Un des enseignements de l’expérience d’AVSF au Nord Togo en matière de champs-écoles paysan est que cette méthode de conseil agricole, certes consommatrice de temps et en ressources humaines, permet aux producteurs de rechercher par eux-mêmes les solutions à leurs problèmes et ainsi d’acquérir de nouvelles compétences.
Le champ-école est une méthode d’apprentissage mutuel par l’action : un groupe de vingt à trente paysans issus d’un même village (dont des femmes) se constitue, questionne les pratiques agricoles locales, met en place des essais de cultures et échange des expériences. En se réunissant périodiquement pour la culture d’une parcelle, les producteurs et productrices comparent les résultats des pratiques et leur bilan économique, tout en étant accompagnés par des techniciens.
Mise à disposition par un membre ou louée par le groupe, la parcelle est aussi un lieu d’accueil, de visites et d’échanges entre groupes d’agriculteurs. Les champs-écoles permettent en outre de mettre en place des essais innovants, menés grâce à l’appui d’un conseiller ou animateur extérieur, afin de mettre au point des références techniques adaptées localement.
Collecte des données – Champécole de la région des Savanes
Champs-écoles paysans : une méthode en faveur de l’agroécologie. Dans le cadre du projet « Durabilité et résilience de l’agriculture familiale dans la région des Savanes », mené par AVSF et l’ONG RAFIA, entre 2014 et 2018, et financé par le Fonds français pour l’environnement mondial, 21 champs-écoles de cultures pluviales (céréales et légumineuses), et 18 champs-écoles de maraîchage de contre-saison ont été mis en place, impliquant 350 personnes, et une douzaine de visites d’échanges entre groupes ont été organisées.
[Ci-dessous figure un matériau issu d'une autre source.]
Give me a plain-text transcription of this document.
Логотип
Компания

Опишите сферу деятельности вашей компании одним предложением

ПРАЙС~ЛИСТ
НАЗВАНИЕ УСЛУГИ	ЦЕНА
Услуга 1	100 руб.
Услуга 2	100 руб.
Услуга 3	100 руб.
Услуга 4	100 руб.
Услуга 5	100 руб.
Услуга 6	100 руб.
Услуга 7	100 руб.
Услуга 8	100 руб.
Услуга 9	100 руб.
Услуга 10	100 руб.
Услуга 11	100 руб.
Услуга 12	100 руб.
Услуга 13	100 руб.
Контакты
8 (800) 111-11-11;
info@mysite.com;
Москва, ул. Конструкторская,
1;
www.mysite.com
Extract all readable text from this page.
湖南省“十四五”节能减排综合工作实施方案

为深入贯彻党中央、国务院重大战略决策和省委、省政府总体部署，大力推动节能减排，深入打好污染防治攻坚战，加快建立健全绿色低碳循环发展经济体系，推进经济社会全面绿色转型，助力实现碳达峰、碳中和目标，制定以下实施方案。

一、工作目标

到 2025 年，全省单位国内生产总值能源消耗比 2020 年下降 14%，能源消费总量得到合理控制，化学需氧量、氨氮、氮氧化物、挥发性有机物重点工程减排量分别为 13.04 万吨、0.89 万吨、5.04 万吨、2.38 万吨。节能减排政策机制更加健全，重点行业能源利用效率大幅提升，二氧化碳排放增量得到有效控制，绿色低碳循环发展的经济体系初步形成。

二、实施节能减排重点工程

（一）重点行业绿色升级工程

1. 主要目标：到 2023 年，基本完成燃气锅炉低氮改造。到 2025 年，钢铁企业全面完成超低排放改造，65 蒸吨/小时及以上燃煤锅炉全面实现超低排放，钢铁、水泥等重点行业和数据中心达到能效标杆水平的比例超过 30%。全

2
Les thèmes principaux d’échange et d’expérimentation des champs-écoles maraîchers ont été la détermination de la densité optimale de plants au repiquage (tomate et oignon) ; l’utilisation de la fumure organique ; la réduction des doses d’engrais minéraux ; et l’utilisation de pesticides naturels (à base d’oignon, piment, ail, neem). Des cultures nouvelles sont également mises en place sur de petites parcelles (chou, carotte). Les essais réalisés ont permis de diminuer fortement l’utilisation d’engrais minéral en le substituant par de la fumure organique.
Les producteurs ont répliqué plusieurs apprentissages des champs-écoles, comme la culture en ligne de l’oignon (étendu au repiquage du riz par les femmes), la culture d’oignon avec le compost et l’utilisation de pesticides naturels. Les maraîchers améliorent également la conservation de l’eau grâce à l’utilisation du compost, la diminution de la taille des « cuvettes » et l’optimisation de la densité de plants. La comparaison des marges brutes des champs-écoles avec celles obtenues dans leurs parcelles a incité les producteurs à diminuer les doses d’engrais minéraux et à s’investir dans la production de compost.
Une démarche de conseil exigeante mais pertinente. Au-delà de la mise au point d’itinéraires techniques agroécologiques, les champs-écoles ont permis aux participants de développer leurs capacités à rechercher par eux-mêmes les solutions à leurs problèmes et ainsi à acquérir de nouvelles compétences pour expérimenter, innover, communiquer. Il semble ainsi que les champs-écoles peuvent contribuer à améliorer la résilience des agricultures familiales ainsi que leurs capacités d’adaptation au changement climatique.
En revanche, il apparaît que dans le cadre de cette expérience, les champs-écoles sont un dispositif demandant une forte mobilisation en ressources humaines (1 technicien pour un groupe de 20 paysans) et en temps alors qu’il touche un nombre relativement restreint d’agriculteurs.
En conclusion, cette méthode de conseil apparaît comme la plus à même de répondre à différents objectifs : émergence et validation d’innovations s’adaptant aux contraintes des producteurs, notamment socio-économiques, et dans le même temps, création de références techniques agroécologiques pour le contexte local, et appropriation de ces références par les agriculteurs.trices. In fine, un des impacts du dispositif est l’évolution des pratiques et systèmes agricoles vers des alternatives plus écologiques.
Myriam Mackiewicz (m.mackiewicz@ avsf.org) est coordinatrice nationale d’Agronomes et Vétérinaires Sans Frontières (AVSF) au Togo.
Cet article a été rédigé sur la base des documents suivants :
Bakker, Teatske. 2017. Démarches d’accompagnement pour la co-construction d’innovations paysannes. Guide méthodologique des champs-écoles de la région des savanes au Togo. AVSF ;
Bakker, Teatske. 2019. Les champs-écoles d’AVSF au Nord Togo : une démarche d’accompagnement pour la co-construction d’innovations paysannes et le conseil agricole.